Özgür Yıldırım'ın ilk filmi, akla önce Scarface'i getiren türde bir mafya ve yükseliş öyküsünü olabildiğince dinamik bir sinema diliyle anlatıyor. Özellikle kültürel olarak arada kalmış bir neslin profilini de filminin zeminine başarıyla yerleştiriyor. Almanların oyununda yükselmeyi hedefleyen ama Türk olmanın artı ve eksilerini de taşıyan, taşımayı seçen, taşımak için çaba gösteren insanlar bunlar. Bu tanım, filmdeki karakterler kadar filmin altına ismini koymuş Türk asıllı sinemacılar için de geçerli belki.
Chiko'nun senaryosunda çok önemli bir zayıf nokta var kanımca. O da Moritz Bleibtreu tarafından her zamanki gibi yüksek bir karizmayla canlandırılan müzik prodüktörü / mafya lideri karakteri Brownie'nin Chiko'yu çok kolay kabul edişi. Tibet'in kendisine atmaya çalıştığı kazığı öğrendikten sonra bile, onu işin içine sokan Chiko'nun güvenilirliğini hiç sorgulamaması, yönetmenin filmi istediği yönde devam ettirebilmek için üzerinde fazla durmamayı seçtiği nokta.
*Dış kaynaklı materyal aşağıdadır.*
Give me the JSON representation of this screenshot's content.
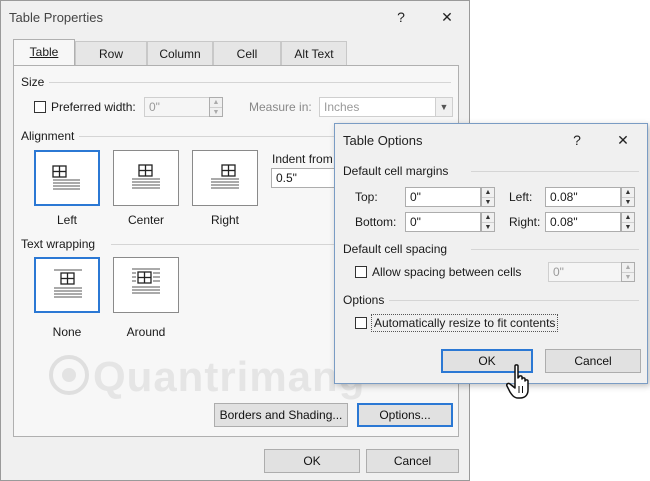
{
  "table_properties": {
    "title": "Table Properties",
    "help_btn": "?",
    "close_btn": "✕",
    "tabs": [
      {
        "label": "Table",
        "active": true
      },
      {
        "label": "Row",
        "active": false
      },
      {
        "label": "Column",
        "active": false
      },
      {
        "label": "Cell",
        "active": false
      },
      {
        "label": "Alt Text",
        "active": false
      }
    ],
    "size": {
      "group_label": "Size",
      "preferred_width_label": "Preferred width:",
      "preferred_width_value": "0\"",
      "measure_in_label": "Measure in:",
      "measure_in_value": "Inches"
    },
    "alignment": {
      "group_label": "Alignment",
      "options": [
        {
          "label": "Left",
          "selected": true
        },
        {
          "label": "Center",
          "selected": false
        },
        {
          "label": "Right",
          "selected": false
        }
      ],
      "indent_label": "Indent from l",
      "indent_value": "0.5\""
    },
    "text_wrapping": {
      "group_label": "Text wrapping",
      "options": [
        {
          "label": "None",
          "selected": true
        },
        {
          "label": "Around",
          "selected": false
        }
      ]
    },
    "borders_btn": "Borders and Shading...",
    "options_btn": "Options...",
    "ok_btn": "OK",
    "cancel_btn": "Cancel"
  },
  "table_options": {
    "title": "Table Options",
    "help_btn": "?",
    "close_btn": "✕",
    "margins": {
      "group_label": "Default cell margins",
      "top_label": "Top:",
      "top_value": "0\"",
      "bottom_label": "Bottom:",
      "bottom_value": "0\"",
      "left_label": "Left:",
      "left_value": "0.08\"",
      "right_label": "Right:",
      "right_value": "0.08\""
    },
    "spacing": {
      "group_label": "Default cell spacing",
      "allow_label": "Allow spacing between cells",
      "allow_value": "0\""
    },
    "options": {
      "group_label": "Options",
      "auto_resize_label": "Automatically resize to fit contents"
    },
    "ok_btn": "OK",
    "cancel_btn": "Cancel"
  },
  "watermark": "Quantrimang",
  "colors": {
    "accent": "#2b78d4",
    "dialog_bg": "#f0f0f0"
  }
}
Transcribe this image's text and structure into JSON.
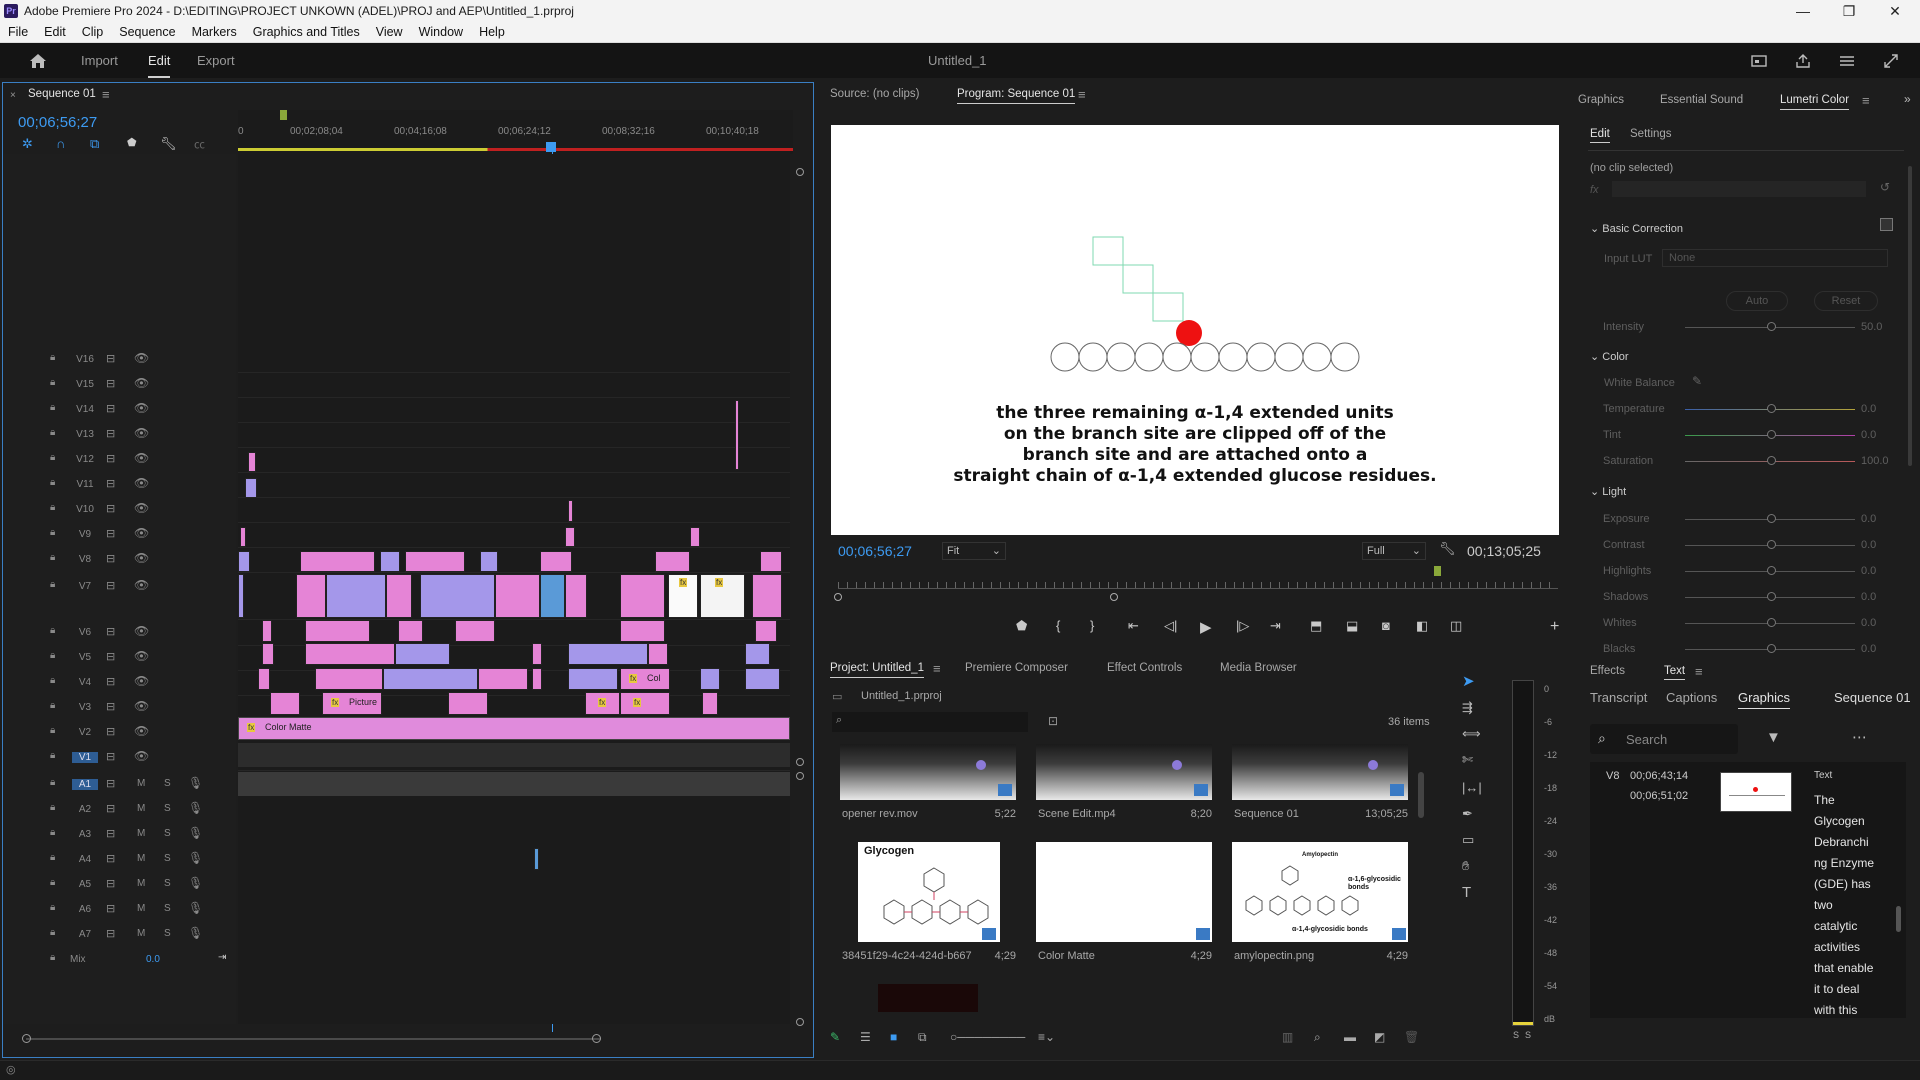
{
  "window": {
    "title": "Adobe Premiere Pro 2024 - D:\\EDITING\\PROJECT UNKOWN (ADEL)\\PROJ and AEP\\Untitled_1.prproj",
    "app_badge": "Pr",
    "minimize": "—",
    "maximize": "❐",
    "close": "✕"
  },
  "menu": [
    "File",
    "Edit",
    "Clip",
    "Sequence",
    "Markers",
    "Graphics and Titles",
    "View",
    "Window",
    "Help"
  ],
  "workspace": {
    "tabs": [
      "Import",
      "Edit",
      "Export"
    ],
    "active": "Edit",
    "project_title": "Untitled_1"
  },
  "timeline": {
    "tab": "Sequence 01",
    "timecode": "00;06;56;27",
    "ruler": [
      "0",
      "00;02;08;04",
      "00;04;16;08",
      "00;06;24;12",
      "00;08;32;16",
      "00;10;40;18"
    ],
    "video_tracks": [
      "V16",
      "V15",
      "V14",
      "V13",
      "V12",
      "V11",
      "V10",
      "V9",
      "V8",
      "V7",
      "V6",
      "V5",
      "V4",
      "V3",
      "V2",
      "V1"
    ],
    "audio_tracks": [
      "A1",
      "A2",
      "A3",
      "A4",
      "A5",
      "A6",
      "A7"
    ],
    "mix_label": "Mix",
    "mix_value": "0.0",
    "clip_labels": {
      "color_matte": "Color Matte",
      "picture": "Picture",
      "col": "Col"
    },
    "m_label": "M",
    "s_label": "S"
  },
  "monitor": {
    "source_tab": "Source: (no clips)",
    "program_tab": "Program: Sequence 01",
    "caption_lines": [
      "the three remaining α-1,4 extended units",
      "on the branch site are clipped off of the",
      "branch site and are attached onto a",
      "straight chain of α-1,4 extended glucose residues."
    ],
    "current_tc": "00;06;56;27",
    "fit": "Fit",
    "quality": "Full",
    "duration_tc": "00;13;05;25"
  },
  "project": {
    "tabs": [
      "Project: Untitled_1",
      "Premiere Composer",
      "Effect Controls",
      "Media Browser"
    ],
    "file": "Untitled_1.prproj",
    "items_count": "36 items",
    "items": [
      {
        "name": "opener rev.mov",
        "duration": "5;22"
      },
      {
        "name": "Scene Edit.mp4",
        "duration": "8;20"
      },
      {
        "name": "Sequence 01",
        "duration": "13;05;25"
      },
      {
        "name": "38451f29-4c24-424d-b667-...",
        "duration": "4;29"
      },
      {
        "name": "Color Matte",
        "duration": "4;29"
      },
      {
        "name": "amylopectin.png",
        "duration": "4;29"
      }
    ],
    "thumb_glycogen_title": "Glycogen",
    "thumb_amylo_title": "Amylopectin",
    "thumb_amylo_label1": "α-1,6-glycosidic bonds",
    "thumb_amylo_label2": "α-1,4-glycosidic bonds"
  },
  "audio_meter": {
    "scale": [
      "0",
      "-6",
      "-12",
      "-18",
      "-24",
      "-30",
      "-36",
      "-42",
      "-48",
      "-54",
      "dB"
    ],
    "solo": [
      "S",
      "S"
    ]
  },
  "lumetri": {
    "top_tabs": [
      "Graphics",
      "Essential Sound",
      "Lumetri Color"
    ],
    "sub_tabs": [
      "Edit",
      "Settings"
    ],
    "no_clip": "(no clip selected)",
    "fx_label": "fx",
    "basic_correction": "Basic Correction",
    "input_lut_label": "Input LUT",
    "input_lut_value": "None",
    "auto": "Auto",
    "reset": "Reset",
    "intensity": {
      "label": "Intensity",
      "value": "50.0"
    },
    "color_section": "Color",
    "white_balance": "White Balance",
    "color_sliders": [
      {
        "label": "Temperature",
        "value": "0.0"
      },
      {
        "label": "Tint",
        "value": "0.0"
      },
      {
        "label": "Saturation",
        "value": "100.0"
      }
    ],
    "light_section": "Light",
    "light_sliders": [
      {
        "label": "Exposure",
        "value": "0.0"
      },
      {
        "label": "Contrast",
        "value": "0.0"
      },
      {
        "label": "Highlights",
        "value": "0.0"
      },
      {
        "label": "Shadows",
        "value": "0.0"
      },
      {
        "label": "Whites",
        "value": "0.0"
      },
      {
        "label": "Blacks",
        "value": "0.0"
      }
    ]
  },
  "text_panel": {
    "outer_tabs": [
      "Effects",
      "Text"
    ],
    "inner_tabs": [
      "Transcript",
      "Captions",
      "Graphics",
      "Sequence 01"
    ],
    "search_placeholder": "Search",
    "item": {
      "track": "V8",
      "tc_in": "00;06;43;14",
      "tc_out": "00;06;51;02",
      "type": "Text",
      "text_lines": [
        "The",
        "Glycogen",
        "Debranchi",
        "ng Enzyme",
        "(GDE) has",
        "two",
        "catalytic",
        "activities",
        "that enable",
        "it to deal",
        "with this"
      ]
    }
  }
}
Filme ikna olmak için seyirci olarak sizlerin de bu dönüm noktasını olduğu gibi kabul etmeniz gerekiyor maalesef.
Ama neyse ki yönetmen bunu izleyicisi için gayet kolay kılacak özgüvene sahip. Tabii başrol oyuncusu Denis Moschitto da. İtalyan bir baba ile Türk bir annenin çocuğu olan genç aktör, karakterin kararlılığını ve zayıf noktalarını inandırıcı, hatta çekici kılacak kadar başarılı. Tüm filmi omuzlarında öylesine rahat taşıyor ki, onun yerine başka bir oyuncuyla bu film aynı derecede etkili olabilir miydi diye düşünüyor insan.
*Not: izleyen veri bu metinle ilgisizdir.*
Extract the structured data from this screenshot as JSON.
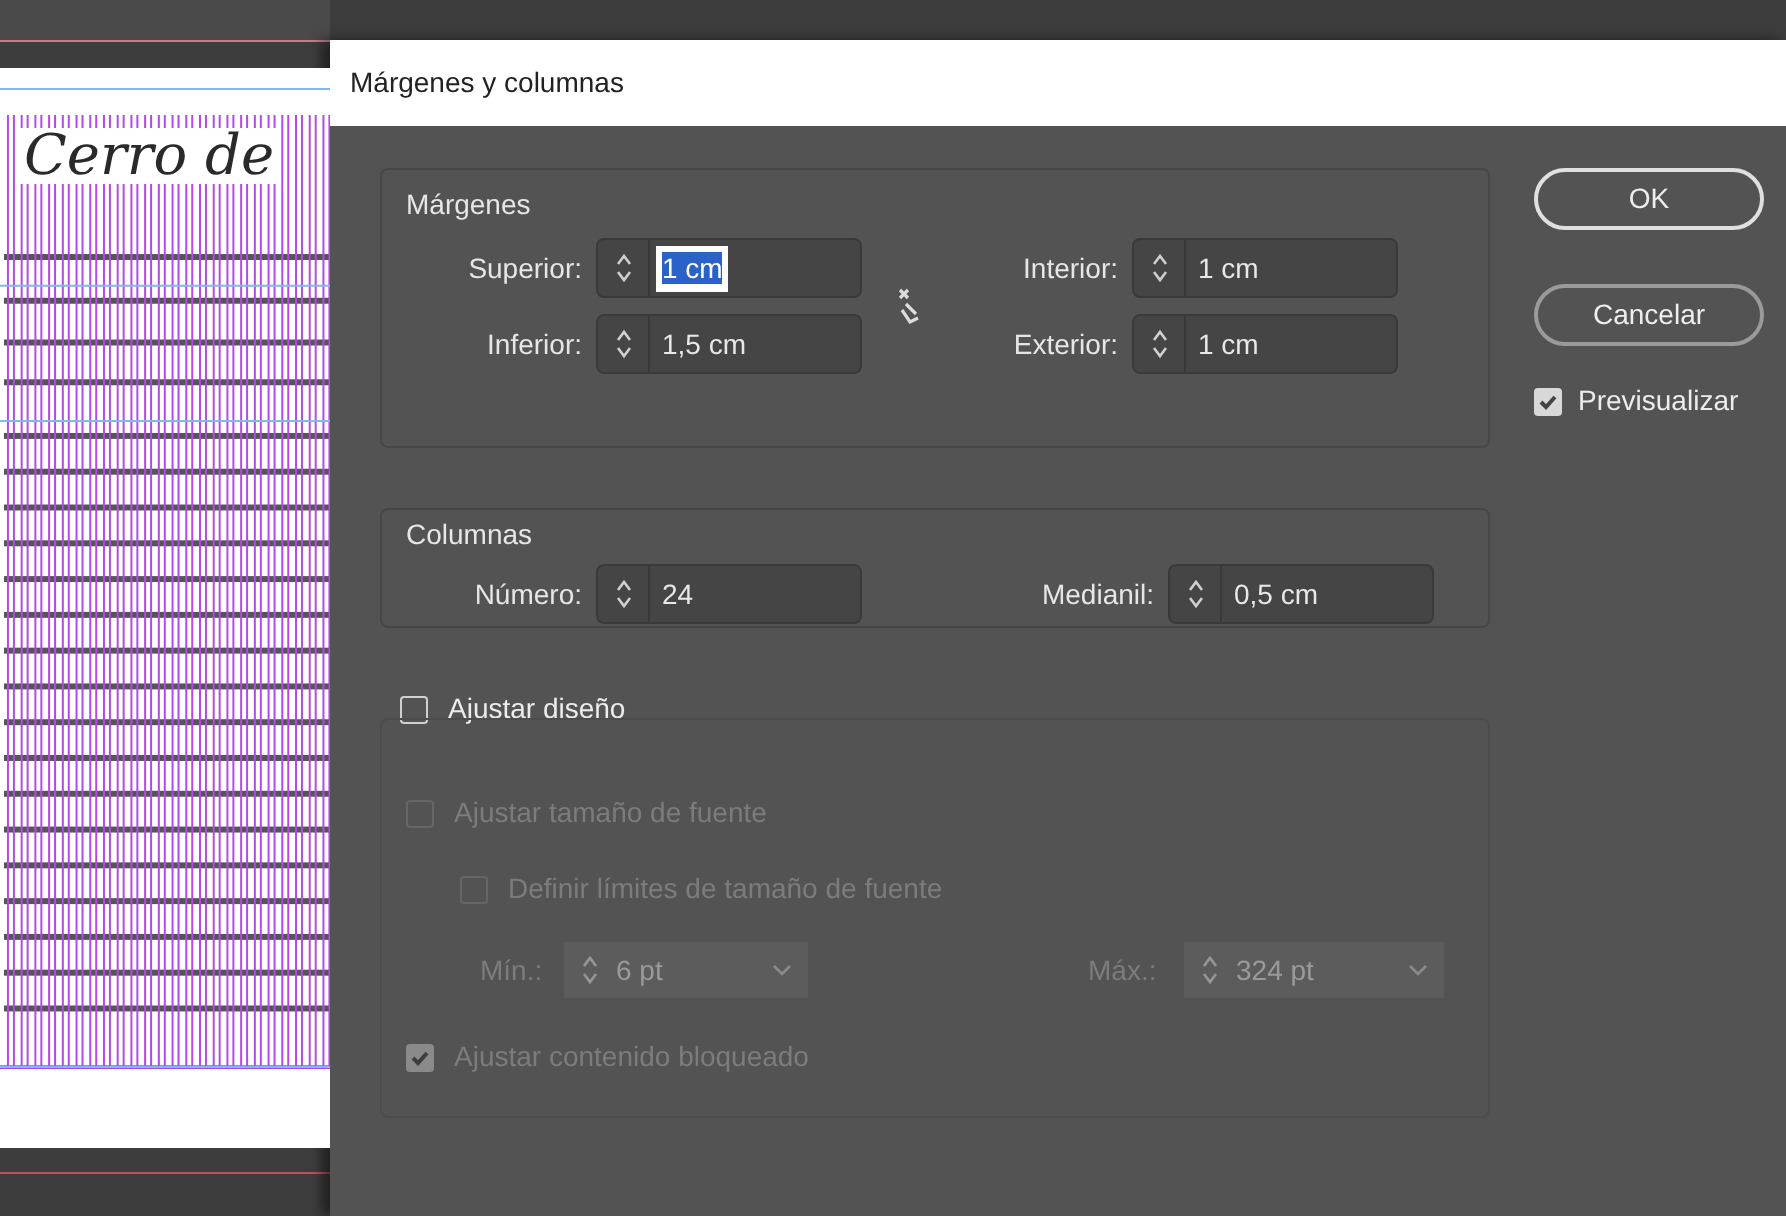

Filmin yer yer dinsel referansları fazla öne çıkarması ise doğrusu biraz kafa karıştırıcı. Gerçek adı İsa olan ana karakterimiz, Meryem adında fahişelik yapan bir kadına aşık oluyor. En yakın arkadaşı Tibet'in ise mafyayı kazıklamaya çalışınca ayağına çivi çakılıyor. Bu Hıristiyanlık göndermelerine karşın, film Chiko ile Tibet'in düzenli olarak ziyaret ettikleri caminin abdesthanesinde sona eriyor.
Genç bir yönetmenin entelektüel gayretkeşliği dışında tam olarak neye tekabül ettiklerini çözmek zor bu alt metinlerin. Sadece karakterlerin iki kültür arasında sıkışmışlıklarıyla açıklamak mümkün değil çünkü hiçbirini. Sadece doğru yolu bulup dine dönmek de değil söz konusu olan; hele ki Türk karakterler için Hıristiyan çıkışlı referanslar kullanılırken.
Filmi metinsel olarak zenginleştirmesi amaçlanan bu yan temalar birer fazlalık olarak sırıtsalar da, karşımızda yine de sağlam bir suç filmi olduğu gerçeğini değiştirmiyorlar. Belki sadece türün kalıplarını uygulayan ama gerçekçi, sürükleyici ve çarpıcı bir film Chiko. Tüm oyuncu kadrosu ve ilk uzun metrajlı filminde kayda değer bir başarı yakalayan yönetmen Özgür Yıldırım, alkışı hak ediyorlar.